If Anselm had had any doubt as to whether he had overestimated his difficulties, the behaviour of William at this crisis soon set them at rest. All his acts of mercy and pardon were rescinded, those victims already released were again imprisoned, money was ground out of his unhappy subjects in every unjust method that could be conceived. "Such misery arose in the kingdom that all men who remember it say that it was unique in this land."
As is often the case with really noble natures the unhappy turn of affairs appealed to the strongest side of Anselm's character. Once before he had been bidden not to shirk responsibility; and now what nature shrank from, his higher self determined to grasp and act upon to the utmost of his power.
When permission to take up the duties of his new office had been received from Normandy, Anselm sought the King in his castle at Rochester and informed him that he would act as archbishop only upon three conditions. The lands that had belonged to the see of Canterbury in the days of Lanfranc must be restored. The country must, with Anselm himself, acknowledge Urban II to be Pope in place of the Anti-Pope whom William had shown signs of supporting; and the King must respect the counsel of the archbishop.
These proposals Rufus laid gloomily before his own advisers. The last two conditions were lightly glossed over, for the King cared as little for any pope at all as for the counsel of any man.
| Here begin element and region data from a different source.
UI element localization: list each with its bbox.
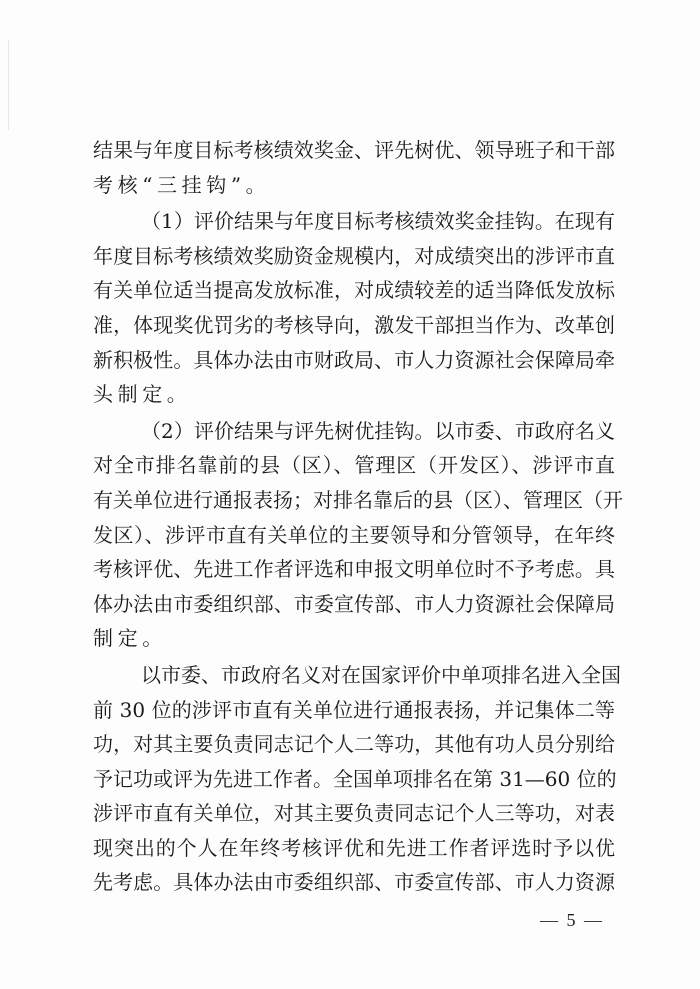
text-line: 制定。: [93, 626, 167, 651]
body-text: [93, 133, 623, 900]
paragraph-heading-1: （1）评价结果与年度目标考核绩效奖金挂钩。在现有: [141, 209, 615, 234]
text-line: 对全市排名靠前的县（区）、管理区（开发区）、涉评市直: [93, 453, 615, 478]
text-line: 发区）、涉评市直有关单位的主要领导和分管领导，在年终: [93, 522, 615, 547]
text-line: 体办法由市委组织部、市委宣传部、市人力资源社会保障局: [93, 591, 615, 616]
text-line: 有关单位进行通报表扬；对排名靠后的县（区）、管理区（开: [93, 487, 623, 512]
text-line: 考核评优、先进工作者评选和申报文明单位时不予考虑。具: [93, 557, 615, 582]
text-line: 年度目标考核绩效奖励资金规模内，对成绩突出的涉评市直: [93, 243, 615, 268]
text-line: 新积极性。具体办法由市财政局、市人力资源社会保障局牵: [93, 347, 615, 372]
text-line: 考核“三挂钩”。: [93, 172, 271, 197]
text-line: 涉评市直有关单位，对其主要负责同志记个人三等功，对表: [93, 801, 615, 826]
text-line: 头制定。: [93, 382, 192, 407]
scan-edge-mark: [8, 40, 9, 130]
text-line: 功，对其主要负责同志记个人二等功，其他有功人员分别给: [93, 732, 615, 757]
text-line: 予记功或评为先进工作者。全国单项排名在第 31—60 位的: [93, 766, 617, 791]
page-number: — 5 —: [540, 910, 604, 930]
paragraph-heading-2: （2）评价结果与评先树优挂钩。以市委、市政府名义: [141, 418, 615, 443]
text-line: 先考虑。具体办法由市委组织部、市委宣传部、市人力资源: [93, 870, 615, 895]
text-line: 前 30 位的涉评市直有关单位进行通报表扬，并记集体二等: [93, 697, 615, 722]
text-line: 现突出的个人在年终考核评优和先进工作者评选时予以优: [93, 835, 615, 860]
paragraph-start: 以市委、市政府名义对在国家评价中单项排名进入全国: [141, 662, 621, 687]
text-line: 有关单位适当提高发放标准，对成绩较差的适当降低发放标: [93, 278, 615, 303]
text-line: 准，体现奖优罚劣的考核导向，激发干部担当作为、改革创: [93, 312, 615, 337]
text-line: 结果与年度目标考核绩效奖金、评先树优、领导班子和干部: [93, 138, 615, 162]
But with regard to Church lands he held a far more direct interest; and though he was obliged by popular opinion to return such as had been held in personal possession by Lanfranc, he held out long enough against the restitution of lands granted by the archbishop to sub-tenants to prove both his own obstinacy and that of Anselm, who steadfastly refused to be consecrated till he gave way.
But the pressure of the opinion of all England was too strong just then for William, who ungraciously enough gave his consent; and Anselm was solemnly enthroned in the September of that year. On that same occasion appeared the corpulent figure of Ranulf Flambard, like a bird of ill omen, in insolent wise demanding opportunity for bringing a suit in the King's name against one of the archbishop's tenants. The cheerful tone of the festivities changed to one of fear and wrath, and deep was the indignation that "a man such as Anselm should not be allowed to pass the first day of his dignity in peace."
Those were the days when men looked for omens and presages in every important undertaking; And on the consecration of the new archbishop, which took place at Canterbury near the end of a singularly wet summer and severely cold autumn, here was not lacking another strange presage of trouble to come.
For when, according to the usual custom, the Book of the Gospels, laid upon the shoulders of the archbishop, was opened at random, the passage that appeared there was as follows: "He bade many and sent his servant at supper-time to say to them that were bidden, 'Come, for all things are now ready.' And they all with one consent began to make excuse."
But if his monks shuddered at the warning, we may be sure that by this time the soul of Archbishop Anselm was as calm and serene as ever it was in the days when he dwelt as a humble monk of Le Bec. He might hate responsibility and the undertaking of new and unpleasant duties; but when once he saw that it was the will of God that he should take his office, he no longer wished to shirk it. Many men under such difficult circumstances would have compromised on practically every point, and thus secured some amount of private peace and public esteem.
But the very simplicity of Anselm's character forbade this. A thing must be either right or wrong; if the former, it must be upheld at any cost; and his clear-sighted vision saw that at this crisis the very existence of the English Church depended upon a vigorous resistance to the unlawful claims of a reckless and despotic king.